The Control Desk Can't Be Ignored

By Keith Hayes


The type of control measures you choose will influence the shape and possibly the size of the control desk. Some centers prefer a completely enclosed desk area, while others choose a design with more open access.

Despite the best planning efforts, chances are the final design will have overlooked something and will need to be tweaked after completion.

For example, years ago our firm designed a recreation center for a Colorado mountain community that neglected to provide supplemental heating at the control desk. According to plan, the desk was strategically and correctly located near the entrance with excellent sight lines. Unfortunately, the vestibule was insufficient in preventing the staff turning blue from the flow of frigid air filling the lobby.

Finally, a considerable number of activities occur during a normal day at the control desk. And, as we have discussed, a surprising number of decisions need to be made about how best to design the desk. By all means, "sweat the details," but don't lose sight of your overall objective: to produce a relatively simple, flexible design that enhances human interaction and warmly welcomes your customers.
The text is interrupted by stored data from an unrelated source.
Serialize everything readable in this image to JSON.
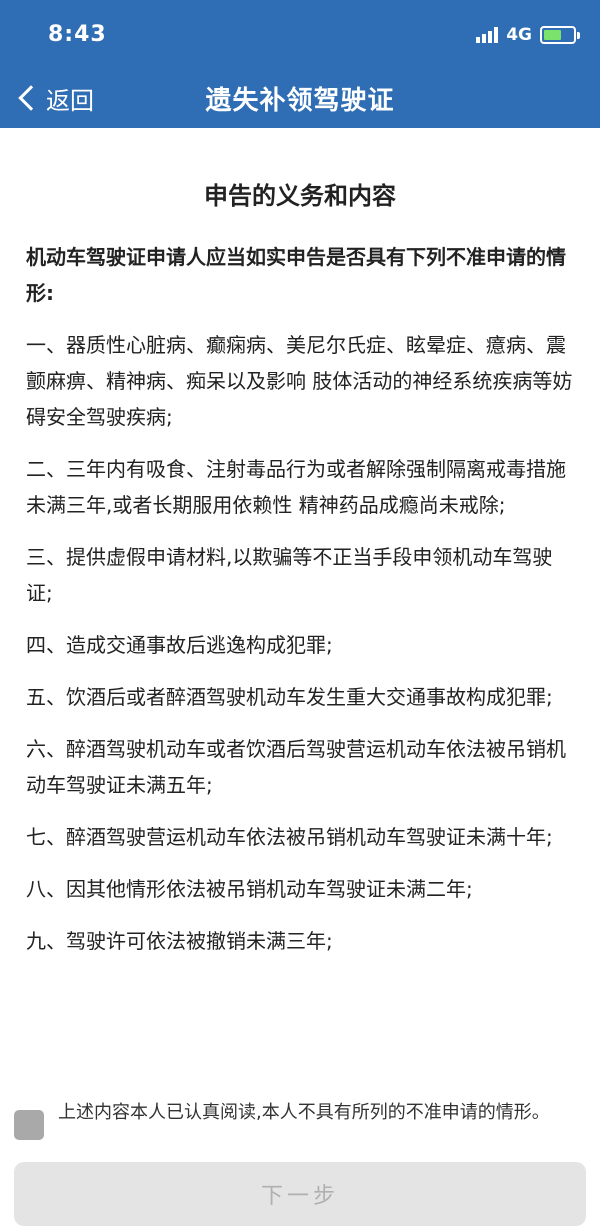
{
  "status": {
    "time": "8:43",
    "network": "4G"
  },
  "nav": {
    "back_label": "返回",
    "title": "遗失补领驾驶证"
  },
  "section_title": "申告的义务和内容",
  "intro": "机动车驾驶证申请人应当如实申告是否具有下列不准申请的情形:",
  "items": [
    "一、器质性心脏病、癫痫病、美尼尔氏症、眩晕症、癔病、震颤麻痹、精神病、痴呆以及影响 肢体活动的神经系统疾病等妨碍安全驾驶疾病;",
    "二、三年内有吸食、注射毒品行为或者解除强制隔离戒毒措施未满三年,或者长期服用依赖性 精神药品成瘾尚未戒除;",
    "三、提供虚假申请材料,以欺骗等不正当手段申领机动车驾驶证;",
    "四、造成交通事故后逃逸构成犯罪;",
    "五、饮酒后或者醉酒驾驶机动车发生重大交通事故构成犯罪;",
    "六、醉酒驾驶机动车或者饮酒后驾驶营运机动车依法被吊销机动车驾驶证未满五年;",
    "七、醉酒驾驶营运机动车依法被吊销机动车驾驶证未满十年;",
    "八、因其他情形依法被吊销机动车驾驶证未满二年;",
    "九、驾驶许可依法被撤销未满三年;"
  ],
  "agreement": {
    "text": "上述内容本人已认真阅读,本人不具有所列的不准申请的情形。",
    "checked": false
  },
  "next_button": {
    "label": "下一步",
    "enabled": false
  },
  "colors": {
    "header": "#2f6db4",
    "checkbox": "#a9a9a9",
    "button_disabled": "#e4e4e4"
  }
}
A well-designed control desk won't have the "wow factor" of many other exciting, innovative features in your recreation center. But, in the end, you will have created a seamless, welcoming entrance that—unlike airport security check-points—helps set the stage for a pleasant experience.



ABOUT THE AUTHOR

Keith Hayes, AIA, LEED AP, is a principal with Barker Rinker Seacat Architecture. Headquartered in Denver, Colo., BRS Architecture has designed more than a hundred recreation centers throughout the country. For more information, visit www.brsarch.com.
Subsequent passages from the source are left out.